Lunar calendar
A lunar calendar is a calendar whose months record the cycles of the Moon's phases (synodic months, lunations). This in contrast to solar calendars, whose annual cycles are based on the solar year (which is about 11 to 12 days longer than twelve lunar months). It is also to be contrasted with lunisolar calendars, which also count lunar months but recover the accumulated differences by adding ("intercalating") a thirteenth leap month every few years. The most widely observed lunar calendar is the Islamic calendar.

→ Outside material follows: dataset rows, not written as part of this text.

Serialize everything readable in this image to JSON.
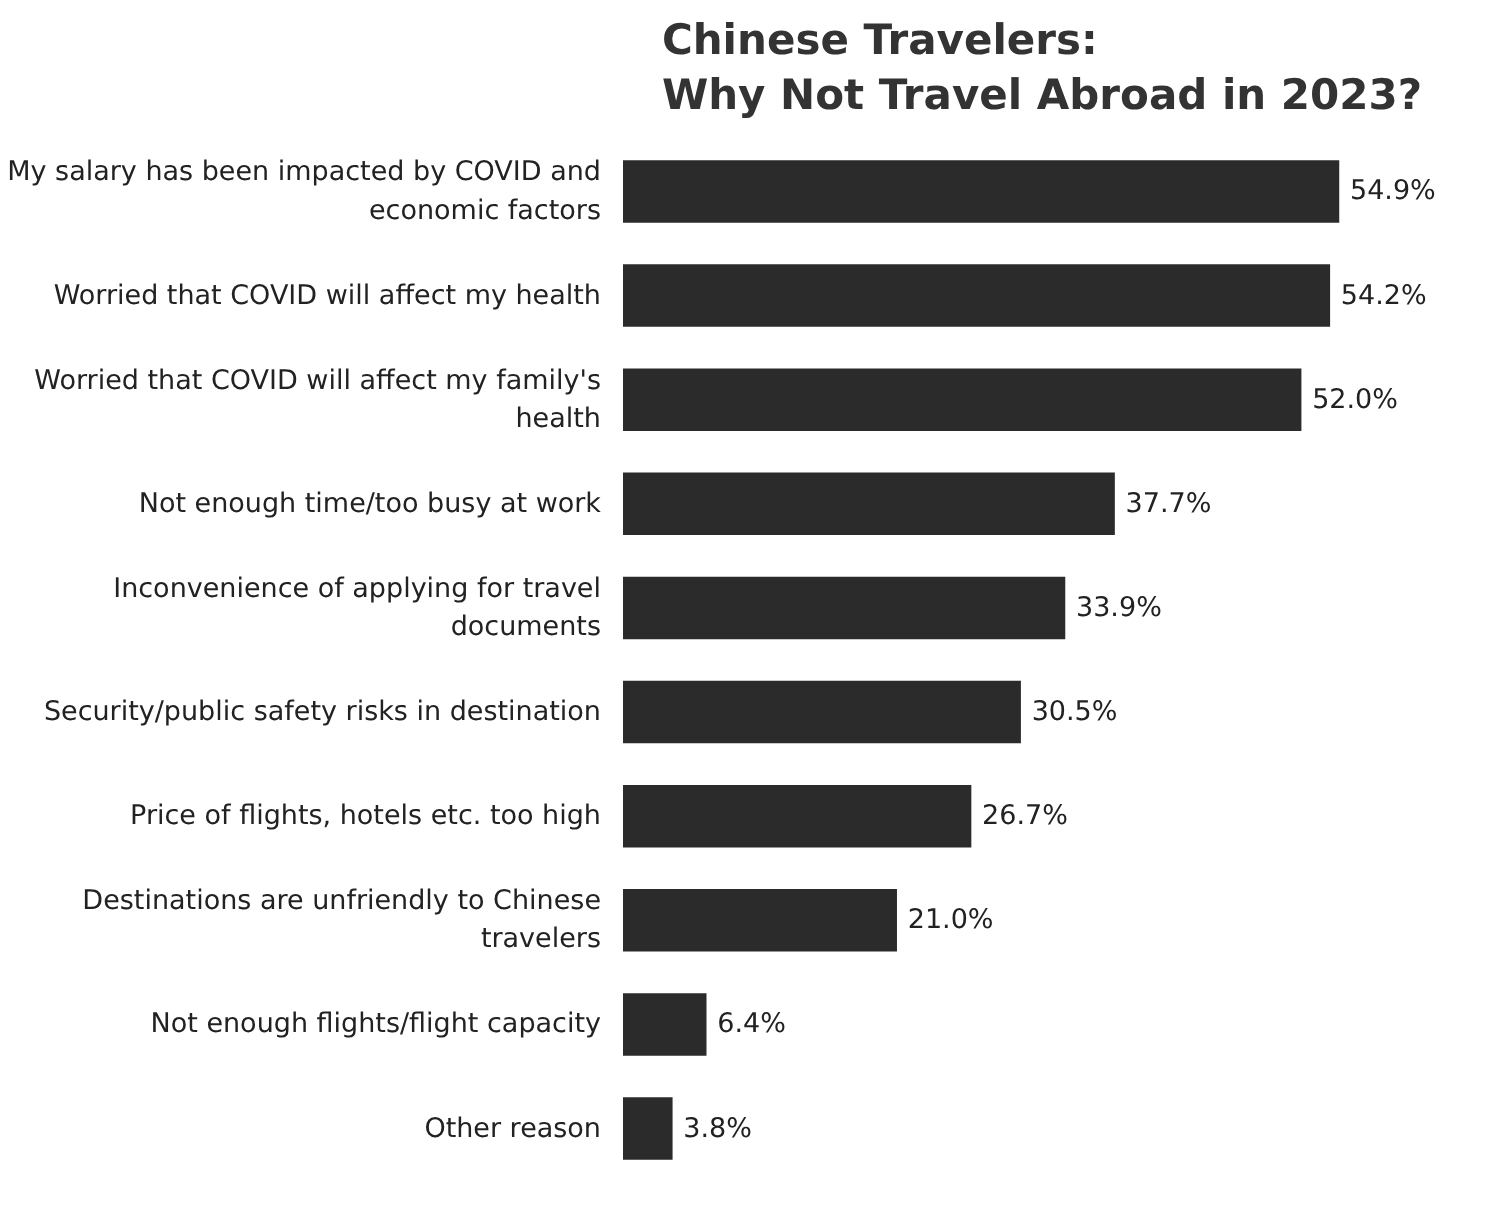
{
  "chart_data": {
    "type": "bar",
    "orientation": "horizontal",
    "title": "Chinese Travelers: Why Not Travel Abroad in 2023?",
    "categories": [
      "My salary has been impacted by COVID and economic factors",
      "Worried that COVID will affect my health",
      "Worried that COVID will affect my family's health",
      "Not enough time/too busy at work",
      "Inconvenience of applying for travel documents",
      "Security/public safety risks in destination",
      "Price of flights, hotels etc. too high",
      "Destinations are unfriendly to Chinese travelers",
      "Not enough flights/flight capacity",
      "Other reason"
    ],
    "values": [
      54.9,
      54.2,
      52.0,
      37.7,
      33.9,
      30.5,
      26.7,
      21.0,
      6.4,
      3.8
    ],
    "value_labels": [
      "54.9%",
      "54.2%",
      "52.0%",
      "37.7%",
      "33.9%",
      "30.5%",
      "26.7%",
      "21.0%",
      "6.4%",
      "3.8%"
    ],
    "color": "#2b2b2b",
    "grid": false
  }
}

Since each lunation is approximately 29+1⁄2 days, it is common for the months of a lunar calendar to alternate between 29 and 30 days. Since the period of 12 such lunations, a lunar year, is 354 days, 8 hours, 48 minutes, 34 seconds (354.36707 days), lunar calendars are 11 to 12 days shorter than the solar year. In lunar calendars, which do not make use of lunisolar calendars' intercalation, the lunar months cycle through all the seasons of a solar year over the course of a 33–34 lunar-year cycle (see, e.g., list of Islamic years). The details of when months begin vary from calendar to calendar, with some using new, full, or crescent moons and others employing detailed calculations. The term lunar new year is the first day of lunar calendar but is also widely used, especially in the US, of lunisolar new years.